Theodore Herzl's The Jewish State

February 14, 1896

Der Judenstaat” (“The Jewish State”) by Theodor Herzl is first published in Vienna. Subtitled, “An Attempt at a Modern Solution to the Jewish Question,” 500 copies were originally printed and distributed in Vienna, and it was soon translated into French and English. Three days after the publication, Herzl wrote in his diary, “No paper has uttered an opinion as yet. But the pamphlet is becoming a subject of conversation. Acquaintances ask me: `Is the pamphlet they are speaking about by you? Is it a jest, or is it in earnest?` I answer: `Deadly earnest!‘”

In the pamphlet, Herzl calls for Jews to organize themselves so that they can gain a territory of their own, create institutions and forums to oversee Jewish immigration and settlement, and eventually create a state.

Herzl was born in 1860 and raised in Vienna in a secular Jewish environment, becoming a correspondent for the Neue Freie Presse in Vienna in 1891. Through his work as a journalist, Herzl was exposed to the persecution of East European Jewry as well as the ongoing debates over Jewish civic rights taking place in parts of Western Europe.
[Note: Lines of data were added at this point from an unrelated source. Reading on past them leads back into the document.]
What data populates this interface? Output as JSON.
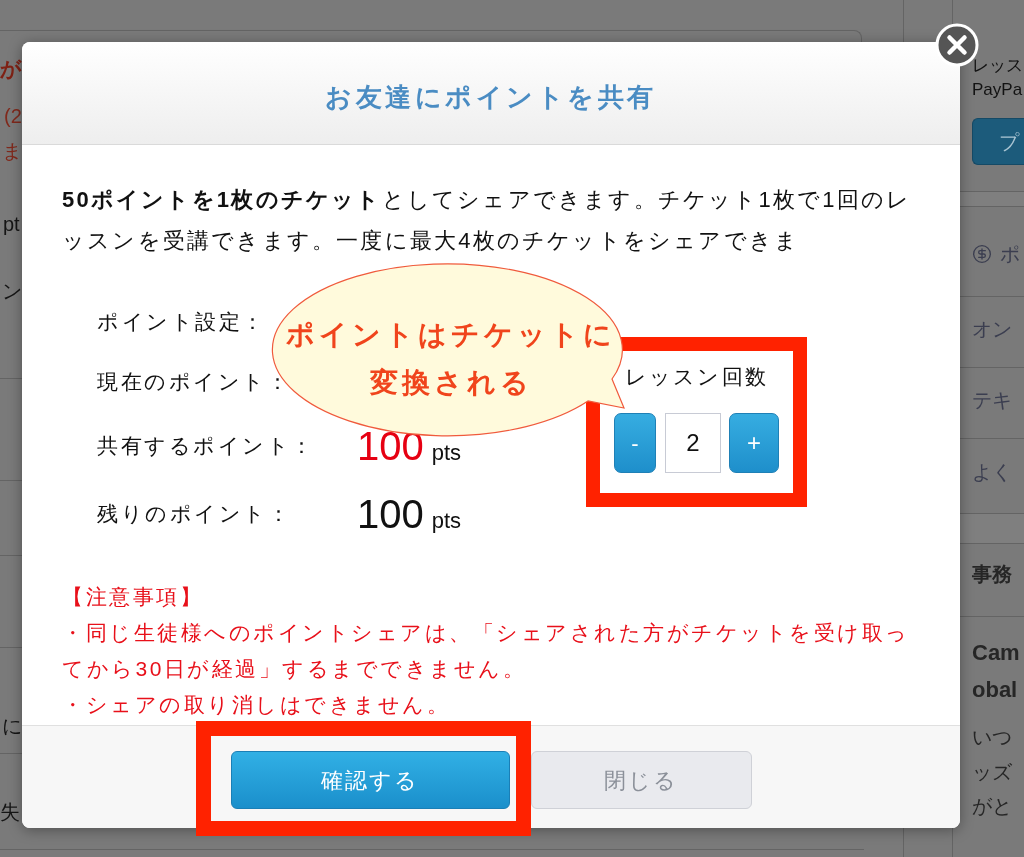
{
  "background": {
    "main": [
      {
        "text": "が",
        "kind": "alert"
      },
      {
        "text": "(2",
        "kind": "note"
      },
      {
        "text": "ま",
        "kind": "note"
      },
      {
        "text": "pt",
        "kind": "text"
      },
      {
        "text": "ン",
        "kind": "text"
      },
      {
        "text": "に",
        "kind": "text"
      },
      {
        "text": "失",
        "kind": "text"
      }
    ],
    "sidebar": {
      "lines": [
        "レッス",
        "PayPa"
      ],
      "button": "プ",
      "menu": [
        {
          "label": "ポ",
          "kind": "points"
        },
        {
          "label": "オン",
          "kind": "link"
        },
        {
          "label": "テキ",
          "kind": "link"
        },
        {
          "label": "よく",
          "kind": "link"
        }
      ],
      "heading": "事務",
      "title_lines": [
        "Cam",
        "obal"
      ],
      "body_lines": [
        "いつ",
        "ッズ",
        "がと"
      ]
    }
  },
  "dialog": {
    "title": "お友達にポイントを共有",
    "intro": "**50ポイントを1枚のチケット**としてシェアできます。チケット1枚で1回のレッスンを受講できます。一度に最大4枚のチケットをシェアできま",
    "rows": [
      {
        "label": "ポイント設定："
      },
      {
        "label": "現在のポイント："
      },
      {
        "label": "共有するポイント：",
        "value": "100",
        "unit": "pts",
        "emphasis": true
      },
      {
        "label": "残りのポイント：",
        "value": "100",
        "unit": "pts",
        "emphasis": false
      }
    ],
    "lesson_count": {
      "label": "レッスン回数",
      "decrement": "-",
      "value": "2",
      "increment": "+",
      "highlighted": true
    },
    "notes": {
      "heading": "【注意事項】",
      "items": [
        "・同じ生徒様へのポイントシェアは、「シェアされた方がチケットを受け取ってから30日が経過」するまでできません。",
        "・シェアの取り消しはできません。"
      ]
    },
    "buttons": [
      {
        "label": "確認する",
        "kind": "primary",
        "highlighted": true
      },
      {
        "label": "閉じる",
        "kind": "secondary",
        "highlighted": false
      }
    ]
  },
  "callout": {
    "text": "ポイントはチケットに変換される"
  }
}
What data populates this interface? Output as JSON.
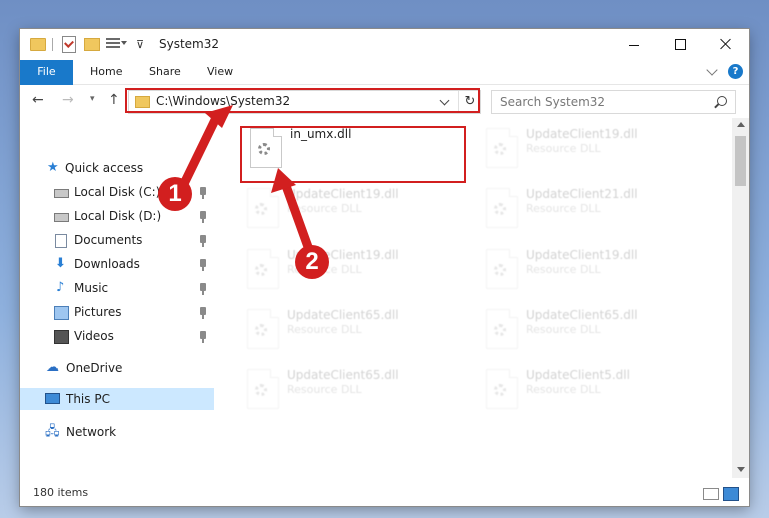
{
  "window": {
    "title": "System32",
    "file_tab": "File",
    "tabs": [
      "Home",
      "Share",
      "View"
    ],
    "help": "?"
  },
  "address": {
    "path": "C:\\Windows\\System32",
    "refresh": "↻"
  },
  "search": {
    "placeholder": "Search System32"
  },
  "nav": {
    "back": "←",
    "forward": "→",
    "recent": "▾",
    "up": "↑",
    "items": [
      {
        "label": "Quick access",
        "icon": "star-icon"
      },
      {
        "label": "Local Disk (C:)",
        "icon": "drive-icon",
        "pinned": true
      },
      {
        "label": "Local Disk (D:)",
        "icon": "drive-icon",
        "pinned": true
      },
      {
        "label": "Documents",
        "icon": "documents-icon",
        "pinned": true
      },
      {
        "label": "Downloads",
        "icon": "downloads-icon",
        "pinned": true
      },
      {
        "label": "Music",
        "icon": "music-icon",
        "pinned": true
      },
      {
        "label": "Pictures",
        "icon": "pictures-icon",
        "pinned": true
      },
      {
        "label": "Videos",
        "icon": "videos-icon",
        "pinned": true
      },
      {
        "label": "OneDrive",
        "icon": "cloud-icon"
      },
      {
        "label": "This PC",
        "icon": "computer-icon",
        "selected": true
      },
      {
        "label": "Network",
        "icon": "network-icon"
      }
    ]
  },
  "files": [
    {
      "name": "in_umx.dll",
      "type": ""
    },
    {
      "name": "UpdateClient19.dll",
      "type": "Resource DLL"
    },
    {
      "name": "UpdateClient19.dll",
      "type": "Resource DLL"
    },
    {
      "name": "UpdateClient21.dll",
      "type": "Resource DLL"
    },
    {
      "name": "UpdateClient19.dll",
      "type": "Resource DLL"
    },
    {
      "name": "UpdateClient19.dll",
      "type": "Resource DLL"
    },
    {
      "name": "UpdateClient65.dll",
      "type": "Resource DLL"
    },
    {
      "name": "UpdateClient65.dll",
      "type": "Resource DLL"
    },
    {
      "name": "UpdateClient65.dll",
      "type": "Resource DLL"
    },
    {
      "name": "UpdateClient5.dll",
      "type": "Resource DLL"
    }
  ],
  "annotations": {
    "step1": "1",
    "step2": "2",
    "color": "#d21f1f"
  },
  "status": {
    "count": "180 items"
  }
}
In 1894, he covered the Dreyfus trial in Paris. The trial, in which a Jewish army captain was wrongly convicted of providing French military secrets to Germany, exposed antisemitism in countries where Jews were emancipated. The trial helped motivate Herzl to formulate a plan for Jewish self-determination.

In “The Jewish State,” he lays down his plan thusly: “The whole plan is in its essence perfectly simple, as it must necessarily be if it is to come within the comprehension of all. Let the sovereignty be granted us over a portion of the globe large enough to satisfy the rightful requirements of a nation; the rest we shall manage for ourselves. The creation of a new State is neither ridiculous nor impossible. We have in our day witnessed the process in connection with nations which were not largely members of the middle class, but poorer, less educated, and consequently weaker than ourselves. The Governments of all countries scourged by Anti-Semitism will be keenly interested in assisting us to obtain the sovereignty we want.”

Herzl mentions Palestine as a place where this experiment could take place (along with Argentina). In August 1897, Herzl convenes the First Zionist Congress in Basel, Switzerland, with 200 Jewish delegates from around the world. At that conference, the modern Zionist movement explicitly adopts the goal to establish a Jewish state in the Land of Israel.